BANGUN MALAM
Apa
kabar Saudaraku?”
Sapaan lembut. Basa-basi atau lahir- batin tak ada yang tahu. Sebab sudah jamak
ketika perjumpaan atau dua orang saling bertemu, hal kedua setelah salam tentu
menanyakan kabar. Tapi dengan pertanyaan berikut ini, saya jadi tertegun.
Antara malu dan menipu.
“Bagaimana keadaan
sholat malammu?”
Kata – kata teduh dari pribadi yang sepuh. Jarang mendapatkan pertanyaan
seperti ini ketika perjumpaan. Paling banyak setelah kabar, biasanya menanyakan
pekerjaan, kemudian keluarga, lalu anak, terus istri dan kadang masalah tempat
tinggal. Begitu perhatiannya sesepuh ini sehingga menanyakan kabar sholat
malam. Tak aneh, seolah-olah mimpi. Menjawabnya pun susah. Mau terus – terang
tersipu. Mau berbasa – basi (baca bohong) gak terus-terang berani. Salting
(salah tingkah) jadinya. Dan bahasa tubuh itu tertangkap basah dengan kearifan
sesepuh ini, hingga ia tak perlu menunggu lama untuk terus melanjutkan wicara mencairkan
suasana. Tak baik membuat susah tamu.
“Terus apa yang
diandalkan dalam hidup ini?”
Semakin tersudut. Semakin terpojok dalam himpitan kesungguhan. Semua keakuan
luruh. Menepi menuju jurang jatuh jati diri masing – masing. Sunyi yang
menemani, menambah nuansa kekalahan hari ini. Tak ada rasa yang tersisa.

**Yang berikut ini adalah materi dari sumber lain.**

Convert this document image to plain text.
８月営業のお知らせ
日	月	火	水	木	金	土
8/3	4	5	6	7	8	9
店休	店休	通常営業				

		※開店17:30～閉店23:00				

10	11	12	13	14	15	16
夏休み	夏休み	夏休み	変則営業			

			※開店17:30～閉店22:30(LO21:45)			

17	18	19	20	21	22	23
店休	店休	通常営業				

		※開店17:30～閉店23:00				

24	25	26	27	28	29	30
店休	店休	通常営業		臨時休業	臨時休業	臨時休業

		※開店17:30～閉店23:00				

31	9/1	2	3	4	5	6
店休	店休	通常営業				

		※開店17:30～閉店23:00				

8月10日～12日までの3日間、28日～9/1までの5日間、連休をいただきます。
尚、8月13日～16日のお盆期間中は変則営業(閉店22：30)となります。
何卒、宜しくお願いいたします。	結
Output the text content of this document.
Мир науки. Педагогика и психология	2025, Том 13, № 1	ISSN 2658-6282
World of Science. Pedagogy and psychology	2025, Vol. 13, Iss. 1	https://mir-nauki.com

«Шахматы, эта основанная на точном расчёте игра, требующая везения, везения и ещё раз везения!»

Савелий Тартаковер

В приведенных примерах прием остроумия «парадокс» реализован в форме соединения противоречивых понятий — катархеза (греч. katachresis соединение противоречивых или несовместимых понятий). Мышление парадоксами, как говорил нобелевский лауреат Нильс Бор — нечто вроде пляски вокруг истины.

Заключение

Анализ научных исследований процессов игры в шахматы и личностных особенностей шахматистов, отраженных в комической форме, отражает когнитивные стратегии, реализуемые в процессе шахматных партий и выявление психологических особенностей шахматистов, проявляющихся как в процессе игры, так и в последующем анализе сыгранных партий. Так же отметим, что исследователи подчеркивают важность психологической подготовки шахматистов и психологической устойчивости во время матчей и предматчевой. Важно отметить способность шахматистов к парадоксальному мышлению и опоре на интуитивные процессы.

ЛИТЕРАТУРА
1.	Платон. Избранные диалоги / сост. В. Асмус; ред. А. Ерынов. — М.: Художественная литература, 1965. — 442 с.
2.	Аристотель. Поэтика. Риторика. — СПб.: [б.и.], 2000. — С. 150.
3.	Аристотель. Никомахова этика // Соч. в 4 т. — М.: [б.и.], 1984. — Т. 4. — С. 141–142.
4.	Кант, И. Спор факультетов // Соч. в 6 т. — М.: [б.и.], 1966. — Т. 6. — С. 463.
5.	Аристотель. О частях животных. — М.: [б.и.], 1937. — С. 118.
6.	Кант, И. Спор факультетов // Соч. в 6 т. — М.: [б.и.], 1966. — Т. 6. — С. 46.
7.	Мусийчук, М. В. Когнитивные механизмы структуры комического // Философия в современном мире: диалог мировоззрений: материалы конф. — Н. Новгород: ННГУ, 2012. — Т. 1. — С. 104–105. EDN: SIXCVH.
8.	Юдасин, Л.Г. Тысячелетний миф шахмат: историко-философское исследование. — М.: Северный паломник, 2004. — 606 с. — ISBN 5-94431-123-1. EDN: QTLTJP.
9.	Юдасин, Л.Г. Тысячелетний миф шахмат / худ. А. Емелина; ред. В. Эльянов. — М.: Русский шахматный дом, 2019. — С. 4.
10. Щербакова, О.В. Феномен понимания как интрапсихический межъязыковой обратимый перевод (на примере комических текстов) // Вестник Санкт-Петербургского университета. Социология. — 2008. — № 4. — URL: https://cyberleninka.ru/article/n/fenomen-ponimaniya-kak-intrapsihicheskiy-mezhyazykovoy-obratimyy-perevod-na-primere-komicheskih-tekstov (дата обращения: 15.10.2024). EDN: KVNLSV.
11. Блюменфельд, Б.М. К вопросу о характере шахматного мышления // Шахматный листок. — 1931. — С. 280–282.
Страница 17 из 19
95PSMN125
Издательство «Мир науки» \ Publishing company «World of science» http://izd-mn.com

Apalagi kebanggaan. Dan apa yang telah dilakukan selama ini bukanlah sesuatu
yang bisa diandalkan. Serasa sia – sia semua. Aku terpaku.
“Tak usah segan. Saya
perlu bicara ini kepada siapa saja. Mungkin karena kegalauan yang menghinggapi,
melihat situasi yang ada. Perlu rasanya menghidupkan lagi lakon yang sudah mati
ini sebagai kunci. Bukan menyerang. Bukan menghina. Pun bukan mengiba.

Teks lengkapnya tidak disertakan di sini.